The report finds that 72% of Black applicants and 63% White applicants applied for loans at independent mortgage companies in 2021. The report notes that traditional banks continued to disproportionately attract White applicants: 33% of Whites sought loans from banks in 2021 compared to 20% of Blacks. Further, the report notes origination rates were higher at independent mortgage companies than at banks for both Blacks and Whites.
“In 2021, denial rates continued to be lower at independent mortgage companies than at banks,” the report notes. “Disparities in denials mirror those in loan origination rates as Black applicants fared much worse than White applicants across all lender types. Black applicants had a 20% denial rate at banks compared to eight percent among White applicants. At independent mortgage companies, denial rates were 13% for Blacks versus five percent for Whites.”

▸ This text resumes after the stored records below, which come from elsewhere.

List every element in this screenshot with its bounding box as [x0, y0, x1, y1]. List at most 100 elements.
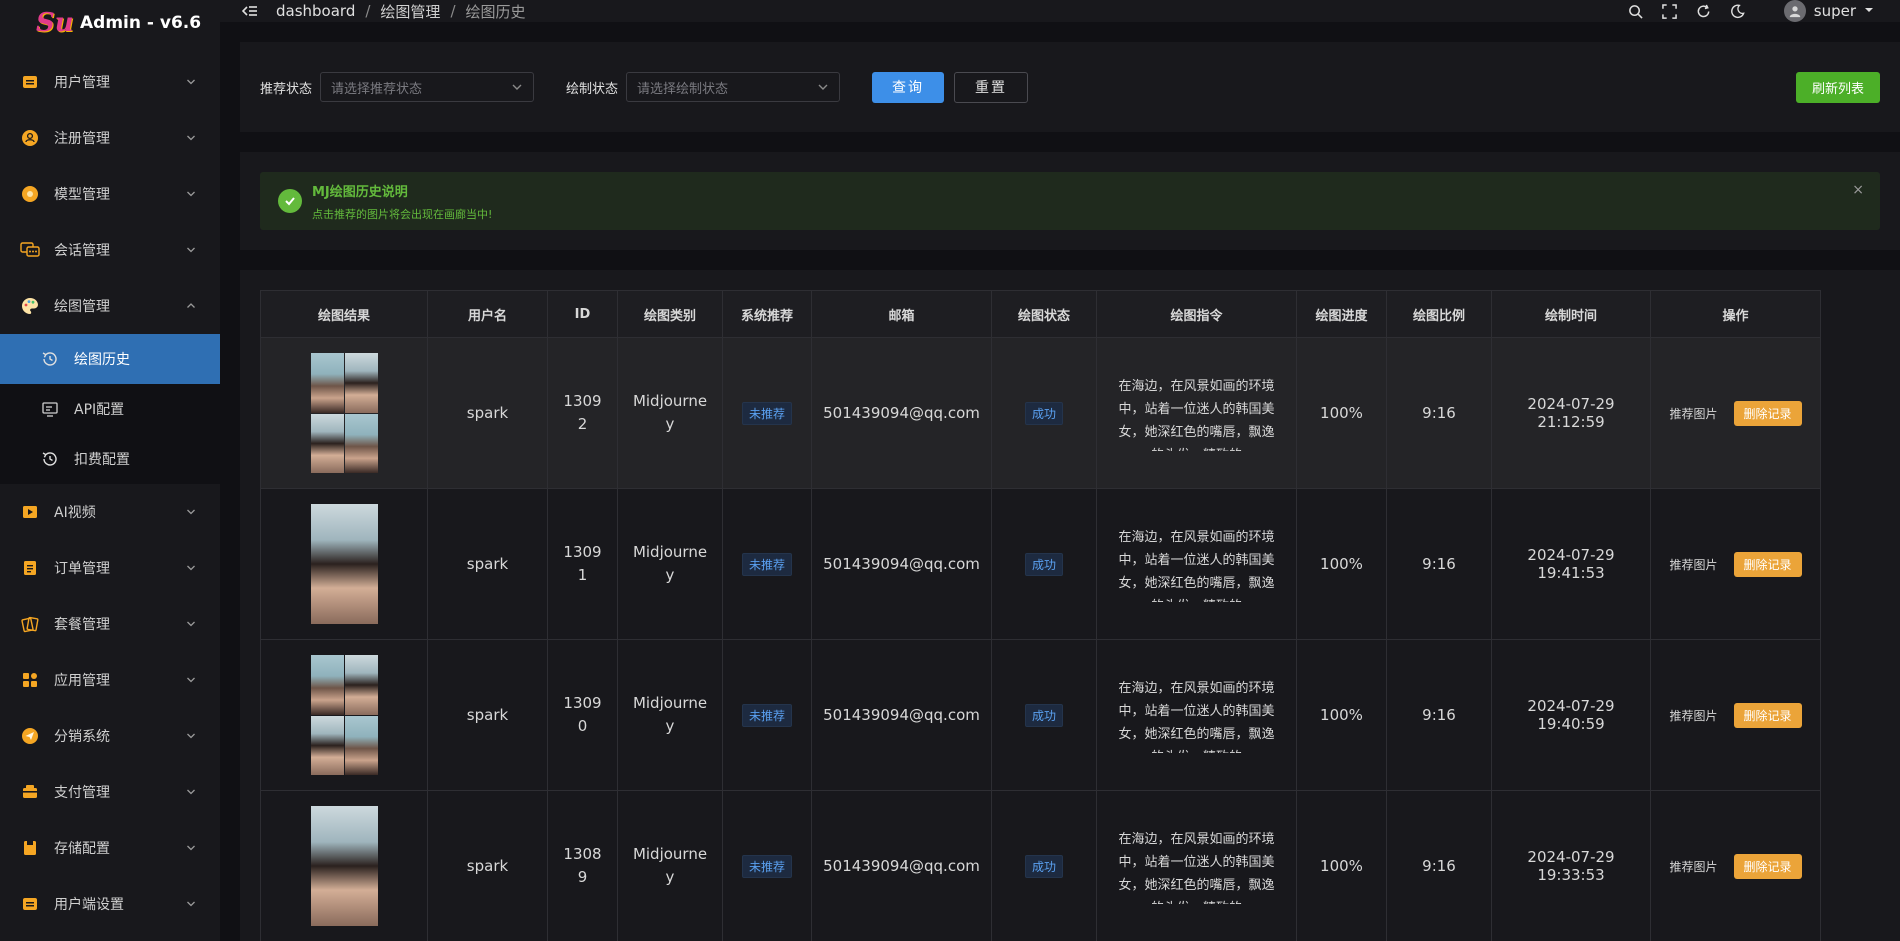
recommend-status-badge: 未推荐	[741, 552, 792, 576]
generated-image[interactable]	[310, 715, 344, 775]
submenu-item-1[interactable]: API配置	[0, 384, 220, 434]
delete-record-button[interactable]: 删除记录	[1733, 551, 1802, 577]
column-header: 邮箱	[811, 290, 992, 338]
prompt-text[interactable]: 在海边，在风景如画的环境中，站着一位迷人的韩国美女，她深红色的嘴唇，飘逸的头发，…	[1117, 828, 1277, 904]
delete-record-button[interactable]: 删除记录	[1733, 702, 1802, 728]
sidebar-menu: 用户管理注册管理模型管理会话管理 绘图管理绘图历史 API配置 扣费配置 AI视频订单管…	[0, 46, 220, 932]
sidebar-item-6[interactable]: 订单管理	[0, 540, 220, 596]
recommend-status-badge: 未推荐	[741, 854, 792, 878]
chevron-down-icon	[184, 785, 198, 799]
cell-progress: 100%	[1296, 488, 1387, 640]
submenu-item-2[interactable]: 扣费配置	[0, 434, 220, 484]
sidebar-item-label: 注册管理	[54, 131, 110, 147]
sidebar-item-0[interactable]: 用户管理	[0, 54, 220, 110]
breadcrumb-drawing[interactable]: 绘图管理	[380, 1, 440, 22]
prompt-text[interactable]: 在海边，在风景如画的环境中，站着一位迷人的韩国美女，她深红色的嘴唇，飘逸的头发，…	[1117, 677, 1277, 753]
delete-record-button[interactable]: 删除记录	[1733, 400, 1802, 426]
draw-status-badge: 成功	[1024, 703, 1063, 727]
chevron-down-icon	[184, 729, 198, 743]
generated-image[interactable]	[344, 413, 378, 473]
cell-category: Midjourney	[617, 337, 723, 489]
cell-recommend: 未推荐	[722, 488, 812, 640]
recommend-image-button[interactable]: 推荐图片	[1669, 707, 1717, 724]
recommend-status-select[interactable]: 请选择推荐状态	[320, 72, 535, 102]
submenu-item-0[interactable]: 绘图历史	[0, 334, 220, 384]
breadcrumb-separator: /	[450, 2, 456, 20]
sidebar-item-3[interactable]: 会话管理	[0, 222, 220, 278]
breadcrumb: dashboard / 绘图管理 / 绘图历史	[276, 1, 526, 22]
recommend-image-button[interactable]: 推荐图片	[1669, 405, 1717, 422]
sidebar-item-1[interactable]: 注册管理	[0, 110, 220, 166]
generated-image[interactable]	[310, 504, 378, 624]
chevron-down-icon	[184, 505, 198, 519]
search-icon[interactable]	[1628, 3, 1644, 19]
sidebar-item-5[interactable]: AI视频	[0, 484, 220, 540]
fullscreen-icon[interactable]	[1662, 3, 1678, 19]
draw-status-label: 绘制状态	[566, 81, 619, 97]
cell-result	[260, 790, 428, 941]
sidebar-item-label: 支付管理	[54, 785, 110, 801]
sidebar-item-10[interactable]: 支付管理	[0, 764, 220, 820]
cell-time: 2024-07-29 19:40:59	[1491, 639, 1651, 791]
package-icon	[20, 614, 40, 634]
chevron-down-icon	[184, 897, 198, 911]
sidebar-item-11[interactable]: 存储配置	[0, 820, 220, 876]
generated-image[interactable]	[310, 413, 344, 473]
draw-status-select[interactable]: 请选择绘制状态	[626, 72, 841, 102]
sidebar-item-label: 订单管理	[54, 561, 110, 577]
sidebar-item-2[interactable]: 模型管理	[0, 166, 220, 222]
content: 推荐状态 请选择推荐状态 绘制状态 请选择绘制状态 查询 重置 刷新列表 MJ绘…	[220, 22, 1900, 941]
cell-category: Midjourney	[617, 639, 723, 791]
column-header: 绘图进度	[1296, 290, 1387, 338]
collapse-sidebar-icon[interactable]	[240, 1, 260, 21]
cell-recommend: 未推荐	[722, 639, 812, 791]
video-icon	[20, 502, 40, 522]
breadcrumb-dashboard[interactable]: dashboard	[276, 2, 355, 20]
cell-actions: 推荐图片 删除记录	[1650, 639, 1821, 791]
sidebar-item-4[interactable]: 绘图管理	[0, 278, 220, 334]
refresh-icon[interactable]	[1696, 3, 1712, 19]
cell-result	[260, 488, 428, 640]
cell-ratio: 9:16	[1386, 488, 1492, 640]
image-thumbnail[interactable]	[310, 806, 378, 926]
sidebar: Su Admin - v6.6 用户管理 注册管理 模型管理 会话管理 绘图管理 绘图历史…	[0, 0, 220, 941]
sidebar-item-label: 存储配置	[54, 841, 110, 857]
info-alert: MJ绘图历史说明 点击推荐的图片将会出现在画廊当中! ×	[260, 172, 1880, 230]
generated-image[interactable]	[344, 353, 378, 413]
submenu-item-label: 绘图历史	[74, 352, 130, 368]
generated-image[interactable]	[310, 806, 378, 926]
app-root: Su Admin - v6.6 用户管理 注册管理 模型管理 会话管理 绘图管理 绘图历史…	[0, 0, 1900, 941]
history-icon	[40, 349, 60, 369]
sidebar-item-label: 分销系统	[54, 729, 110, 745]
prompt-text[interactable]: 在海边，在风景如画的环境中，站着一位迷人的韩国美女，她深红色的嘴唇，飘逸的头发，…	[1117, 375, 1277, 451]
close-icon[interactable]: ×	[1852, 182, 1864, 198]
sidebar-item-9[interactable]: 分销系统	[0, 708, 220, 764]
cell-time: 2024-07-29 19:33:53	[1491, 790, 1651, 941]
cell-status: 成功	[991, 790, 1097, 941]
generated-image[interactable]	[344, 715, 378, 775]
sidebar-item-label: 模型管理	[54, 187, 110, 203]
image-grid-thumbnail[interactable]	[310, 655, 378, 775]
refresh-list-button[interactable]: 刷新列表	[1795, 71, 1880, 103]
generated-image[interactable]	[310, 655, 344, 715]
generated-image[interactable]	[344, 655, 378, 715]
sidebar-item-12[interactable]: 用户端设置	[0, 876, 220, 932]
logo-mark: Su	[36, 8, 74, 38]
search-button[interactable]: 查询	[872, 71, 945, 103]
table-row: spark 13090 Midjourney 未推荐 501439094@qq.com 成…	[260, 639, 1821, 791]
image-grid-thumbnail[interactable]	[310, 353, 378, 473]
delete-record-button[interactable]: 删除记录	[1733, 853, 1802, 879]
generated-image[interactable]	[310, 353, 344, 413]
recommend-image-button[interactable]: 推荐图片	[1669, 858, 1717, 875]
cell-progress: 100%	[1296, 337, 1387, 489]
sidebar-item-7[interactable]: 套餐管理	[0, 596, 220, 652]
recommend-image-button[interactable]: 推荐图片	[1669, 556, 1717, 573]
dark-mode-icon[interactable]	[1730, 3, 1746, 19]
prompt-text[interactable]: 在海边，在风景如画的环境中，站着一位迷人的韩国美女，她深红色的嘴唇，飘逸的头发，…	[1117, 526, 1277, 602]
table-row: spark 13092 Midjourney 未推荐 501439094@qq.com 成…	[260, 337, 1821, 489]
sidebar-item-8[interactable]: 应用管理	[0, 652, 220, 708]
column-header: ID	[547, 290, 618, 338]
user-menu[interactable]: super	[1783, 0, 1874, 22]
reset-button[interactable]: 重置	[954, 71, 1029, 103]
image-thumbnail[interactable]	[310, 504, 378, 624]
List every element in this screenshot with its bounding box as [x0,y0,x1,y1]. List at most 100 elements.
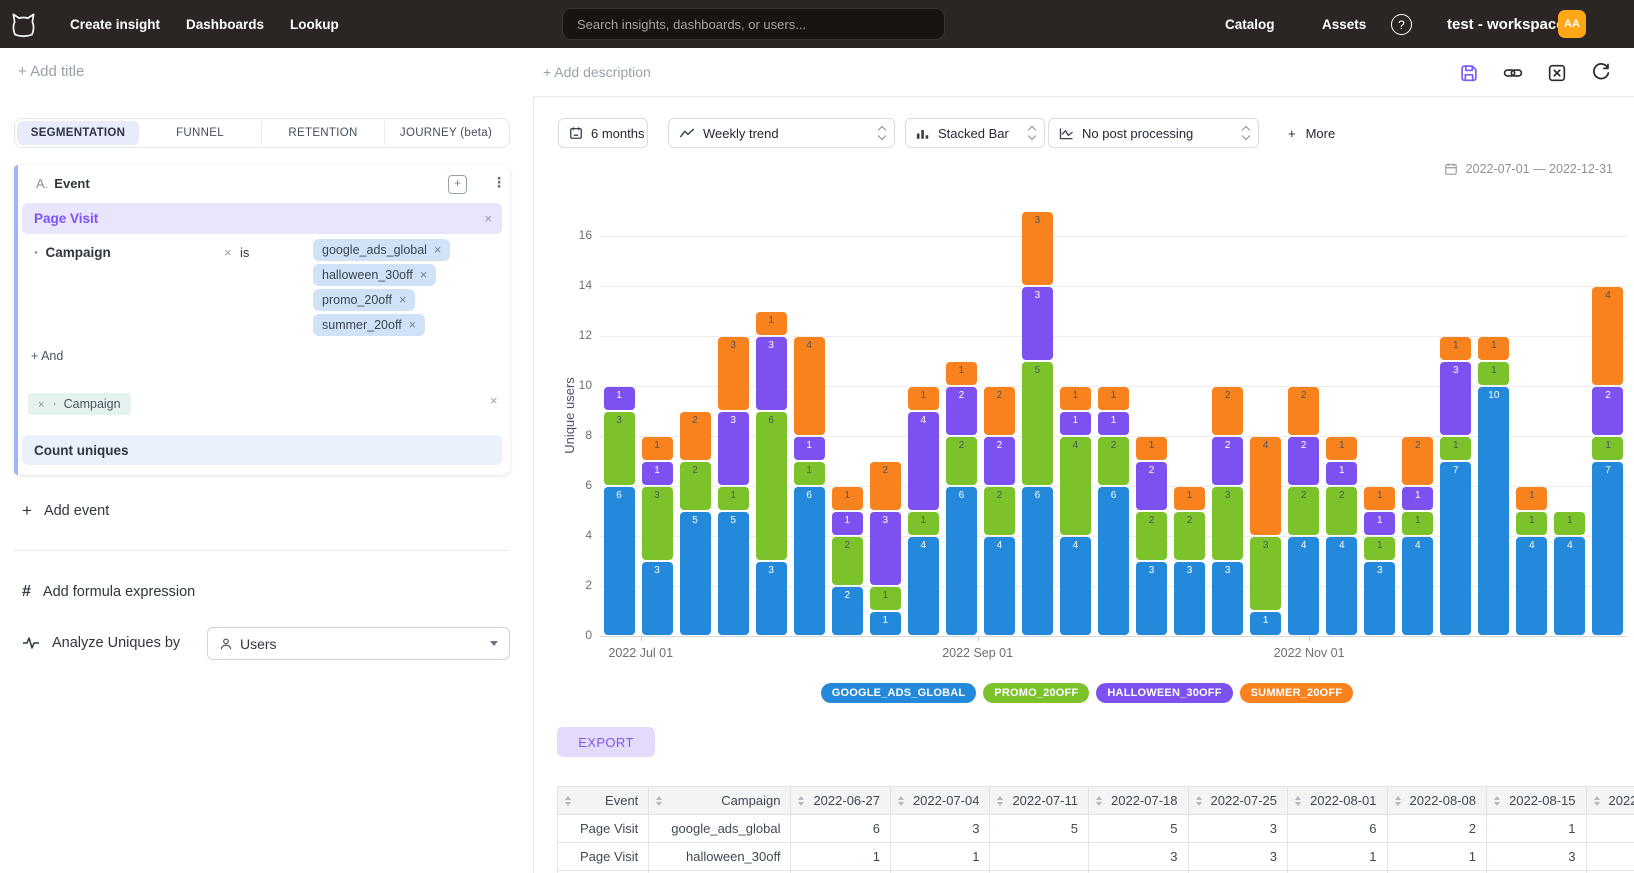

This year’s SHIBA report includes six recommendations outlining what Congress, regulators and the private sector must enact to improve access to the American Dream of homeownership:
- Eliminate loan level price adjusters
- Eliminate penalty fees for borrowers to access down payment assistance
- Recalculate the impact of student loan debt
- Leverage special purpose credit programs
- End discriminatory and abusive appraisal practices
- Fix the broken and out-of-date housing finance system
The report cites a study by the National Association of Realtors identifying millennials as the largest segment of Black homebuyers in the wake of the COVID-19 pandemic. The trend continued in 2021, but declining affordability likely contributed to a slower growth rate of Black millennial homebuyers since Spring 2021. The report cites another issue that may be a drag on Black homeownership:
“Black college graduate millennials have less than one tenth the wealth of their White counterparts. Further, student loan debt represents a major challenge for Black millennia homebuyers, as it can limit the amount of savings that can be used for a down payment. Black millennials owe more in student loans and carry that debt longer than other groups. And because Black households have less wealth and fewer savings on average than the general population, Black millennials rely less on their families’ financial resources when purchasing a home than White millennials.”